Главный жрец побледнел:

– Уж не хочешь ли ты сказать, что ясноликий Киран виновен в смерти государя?

– Да. – Хаста задумался, вспомнив шрам на скуле у Ширама. – И я, пожалуй, догадываюсь, кто совершил это злодеяние…

– Но зачем?! Ведь солнцеликому Ардвану должен наследовать его младший брат, святейший Тулум!

– Киран держит святейшего Тулума в осаде в его храме.

Предстоятель храма Двары на миг утратил дар речи.

– Ах вот что… То-то я думаю: почему мой гонец вернулся из столицы ни с чем?… Ему сказали, что верховный жрец скорбит и не желает никого видеть…

Хаста насмешливо скривился и продолжил:

– Когда в столице все только начиналось, по приказу святейшего я отправился к накхам для переговоров. Но Киран переиграл нас. Накхи были вынуждены оставить свою крепость и уйти в Накхаран, а с ними пришлось бежать и мне…

Старший жрец храма Двары сидел вытаращив глаза, не зная, верить ли собственным ушам или нет.

– Святое Солнце! Всего этого не может быть, – ошеломленно прошептал он.

– Все это так же верно, как то, что я стою перед тобой, – отозвался Хаста и поднял руку, показывая золотой перстень. – Я выполняю здесь волю святейшего.

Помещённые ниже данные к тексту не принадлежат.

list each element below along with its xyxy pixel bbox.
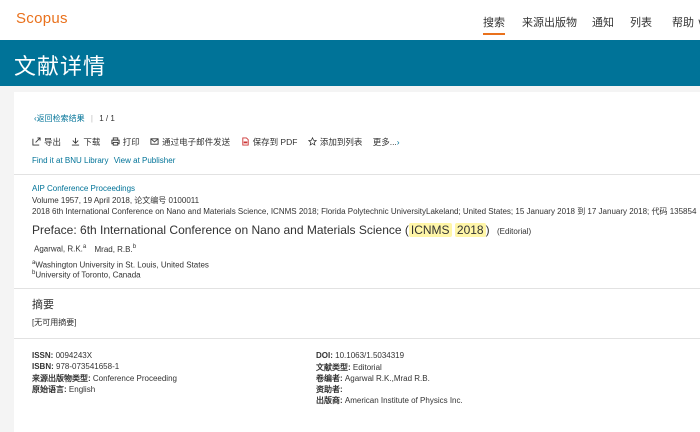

– Cлушаю тебя, почтенный Хаста, – пробормотал старший жрец, склоняя голову перед святыней.

– Ширам действительно принял венец саарсана. Это произошло на моих глазах. За ним – войско накхов. После сражения с колесницами Кирана он пылал яростью, желая уничтожить Аратту, однако мне удалось воззвать к свету Исвархи в его душе. Ширам вспомнил о том, что клялся в преданности царевичу Аюру, а такие, как он, держат клятвы. Теперь он отринул месть и желает лишь восстановить поруганный закон и справедливость. Скоро саарсан будет здесь…

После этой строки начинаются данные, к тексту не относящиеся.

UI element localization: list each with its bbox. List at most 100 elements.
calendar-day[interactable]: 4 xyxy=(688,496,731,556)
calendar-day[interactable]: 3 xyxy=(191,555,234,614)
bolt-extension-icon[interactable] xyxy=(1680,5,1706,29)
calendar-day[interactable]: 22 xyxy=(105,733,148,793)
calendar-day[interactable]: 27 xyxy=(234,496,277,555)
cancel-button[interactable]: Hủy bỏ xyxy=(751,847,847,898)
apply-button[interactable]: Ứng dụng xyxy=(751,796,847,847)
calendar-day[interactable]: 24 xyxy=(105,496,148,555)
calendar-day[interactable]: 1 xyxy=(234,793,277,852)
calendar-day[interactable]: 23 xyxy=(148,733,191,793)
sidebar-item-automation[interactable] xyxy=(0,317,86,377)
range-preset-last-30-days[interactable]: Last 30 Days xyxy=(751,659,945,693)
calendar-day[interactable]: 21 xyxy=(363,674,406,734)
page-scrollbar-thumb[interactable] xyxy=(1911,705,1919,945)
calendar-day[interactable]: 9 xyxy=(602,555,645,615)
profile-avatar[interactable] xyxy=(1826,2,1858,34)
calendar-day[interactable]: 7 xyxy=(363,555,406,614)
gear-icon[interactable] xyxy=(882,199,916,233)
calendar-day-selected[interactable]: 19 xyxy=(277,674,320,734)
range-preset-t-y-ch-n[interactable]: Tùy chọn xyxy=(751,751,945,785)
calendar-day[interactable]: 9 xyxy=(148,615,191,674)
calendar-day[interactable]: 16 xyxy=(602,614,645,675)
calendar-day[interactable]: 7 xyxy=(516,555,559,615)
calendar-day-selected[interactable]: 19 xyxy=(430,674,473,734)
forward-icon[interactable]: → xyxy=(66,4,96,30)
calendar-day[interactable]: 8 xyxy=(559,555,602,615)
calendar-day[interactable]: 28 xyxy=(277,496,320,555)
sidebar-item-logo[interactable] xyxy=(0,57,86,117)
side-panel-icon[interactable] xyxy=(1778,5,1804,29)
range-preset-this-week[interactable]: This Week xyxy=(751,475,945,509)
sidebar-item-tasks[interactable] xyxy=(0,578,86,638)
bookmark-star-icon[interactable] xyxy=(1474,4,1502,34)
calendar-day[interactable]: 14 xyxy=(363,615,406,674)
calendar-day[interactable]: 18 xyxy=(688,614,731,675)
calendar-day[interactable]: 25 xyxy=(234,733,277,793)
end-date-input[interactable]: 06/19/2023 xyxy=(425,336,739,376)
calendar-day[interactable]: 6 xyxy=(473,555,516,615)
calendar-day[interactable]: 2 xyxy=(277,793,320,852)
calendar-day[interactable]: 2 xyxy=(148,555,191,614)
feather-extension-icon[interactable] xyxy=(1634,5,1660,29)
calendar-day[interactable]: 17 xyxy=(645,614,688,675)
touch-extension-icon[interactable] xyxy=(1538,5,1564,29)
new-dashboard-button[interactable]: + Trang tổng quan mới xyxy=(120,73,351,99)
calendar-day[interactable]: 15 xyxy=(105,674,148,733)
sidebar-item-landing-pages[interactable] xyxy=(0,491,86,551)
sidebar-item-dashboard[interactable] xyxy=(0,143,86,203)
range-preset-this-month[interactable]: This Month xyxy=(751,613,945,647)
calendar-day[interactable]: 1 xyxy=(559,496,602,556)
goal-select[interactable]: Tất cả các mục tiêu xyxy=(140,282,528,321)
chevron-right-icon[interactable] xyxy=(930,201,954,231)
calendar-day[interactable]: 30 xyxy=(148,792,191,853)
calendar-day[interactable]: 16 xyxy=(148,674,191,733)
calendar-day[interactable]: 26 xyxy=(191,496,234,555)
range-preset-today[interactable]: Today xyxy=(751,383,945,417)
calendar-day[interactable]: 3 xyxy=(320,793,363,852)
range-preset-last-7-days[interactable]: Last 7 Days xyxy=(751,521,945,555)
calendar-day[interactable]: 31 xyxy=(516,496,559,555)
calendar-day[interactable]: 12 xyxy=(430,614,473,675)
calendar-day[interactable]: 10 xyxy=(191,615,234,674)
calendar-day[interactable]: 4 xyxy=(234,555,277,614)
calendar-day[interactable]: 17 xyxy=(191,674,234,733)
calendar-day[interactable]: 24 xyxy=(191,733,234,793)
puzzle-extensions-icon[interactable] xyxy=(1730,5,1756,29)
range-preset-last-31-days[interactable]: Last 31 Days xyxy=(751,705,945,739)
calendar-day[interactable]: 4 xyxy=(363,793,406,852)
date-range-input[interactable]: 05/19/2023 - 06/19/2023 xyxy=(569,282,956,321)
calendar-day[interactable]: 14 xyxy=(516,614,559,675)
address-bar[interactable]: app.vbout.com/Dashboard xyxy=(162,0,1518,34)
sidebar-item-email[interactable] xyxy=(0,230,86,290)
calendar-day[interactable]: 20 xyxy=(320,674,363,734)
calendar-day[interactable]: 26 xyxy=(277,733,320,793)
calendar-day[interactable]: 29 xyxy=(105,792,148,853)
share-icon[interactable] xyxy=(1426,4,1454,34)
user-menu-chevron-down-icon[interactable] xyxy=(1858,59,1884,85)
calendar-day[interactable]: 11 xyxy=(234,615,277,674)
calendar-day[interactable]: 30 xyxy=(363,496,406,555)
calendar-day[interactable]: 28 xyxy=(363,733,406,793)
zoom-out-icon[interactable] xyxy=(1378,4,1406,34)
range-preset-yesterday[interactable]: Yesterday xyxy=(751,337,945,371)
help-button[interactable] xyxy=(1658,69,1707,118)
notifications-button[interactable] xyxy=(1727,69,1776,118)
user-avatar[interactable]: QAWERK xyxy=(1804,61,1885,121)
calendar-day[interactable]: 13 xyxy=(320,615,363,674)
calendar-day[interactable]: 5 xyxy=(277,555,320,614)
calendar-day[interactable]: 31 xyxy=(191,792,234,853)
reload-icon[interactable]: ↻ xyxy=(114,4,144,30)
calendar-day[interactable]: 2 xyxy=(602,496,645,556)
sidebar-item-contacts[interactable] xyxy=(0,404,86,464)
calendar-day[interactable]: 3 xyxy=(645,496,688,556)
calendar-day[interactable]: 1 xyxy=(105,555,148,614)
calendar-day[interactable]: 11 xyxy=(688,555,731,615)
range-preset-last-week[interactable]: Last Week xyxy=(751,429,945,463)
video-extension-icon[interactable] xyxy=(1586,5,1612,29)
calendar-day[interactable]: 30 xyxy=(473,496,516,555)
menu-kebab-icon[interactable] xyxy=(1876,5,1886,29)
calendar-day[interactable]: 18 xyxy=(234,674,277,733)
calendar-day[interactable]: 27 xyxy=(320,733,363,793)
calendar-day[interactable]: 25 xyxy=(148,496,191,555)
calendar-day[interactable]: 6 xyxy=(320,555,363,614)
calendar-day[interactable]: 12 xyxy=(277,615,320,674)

Казалось, побледнеть сильнее главный жрец не мог, но ему это удалось.

– Не бойся, слушай меня!

Хаста понимал, что все слова сейчас мало что значат для служителя Исвархи, живо представившего себе, что могут устроить накхи в захваченном городе.

– Слушай меня! – вновь требовательно повторил он. – Ширам идет сюда как военачальник законного наследника престола, а не как захватчик. Он не желает разорять Двару, как и любой другой город Аратты. Он войдет в крепость, желаем мы того или нет, потому что он уже решил сюда войти. Эти стены его не остановят. Но если мы поможем ему, накхи никого не тронут. Все будут живы, клянусь Солнцем, – с нажимом повторил он. – И не только это! Если саарсан возгласит имя Аюра со стен Двары, по всей стране воочию увидят, что он не враг Аратте, а по-прежнему ее верный слуга…

У Хасты перехватило горло, то ли от волнения, то ли от собственной наглости. Он понимал, что, возможно, лишь священный перстень в его руках удерживает предстоятеля от вполне разумного действия – позвать стражу и кинуть мятежника и пособника накхов в храмовое подземелье. И тогда Хасте останется только молить Исварху, чтобы главный жрец отправил весть о его поимке Тулуму, а не отдал его местному воеводе, который незамедлительно повесит его на городской стене. «Вот и веревка пригодится», – с мрачной усмешкой подумал он.

Но главный жрец сидел рядом, затаив дыхание, не зная, верить или не верить страшным вестям.

– Верно ли я понял? Ты хочешь, чтобы я помог накхам взять Двару? – будто надеясь, что ослышался, хрипло переспросил он.

Такое толкование его слов Хасту весьма не порадовало. Скажи он «да», и, пожалуй, у его собеседника все же прорежется голос.

– Царевич Аюр назвал Ширама мечом в своей руке. Слово было произнесено при мне, и я могу поклясться Господом и этой святыней… – он благоговейно приложил губы к перстню, – что говорю правду.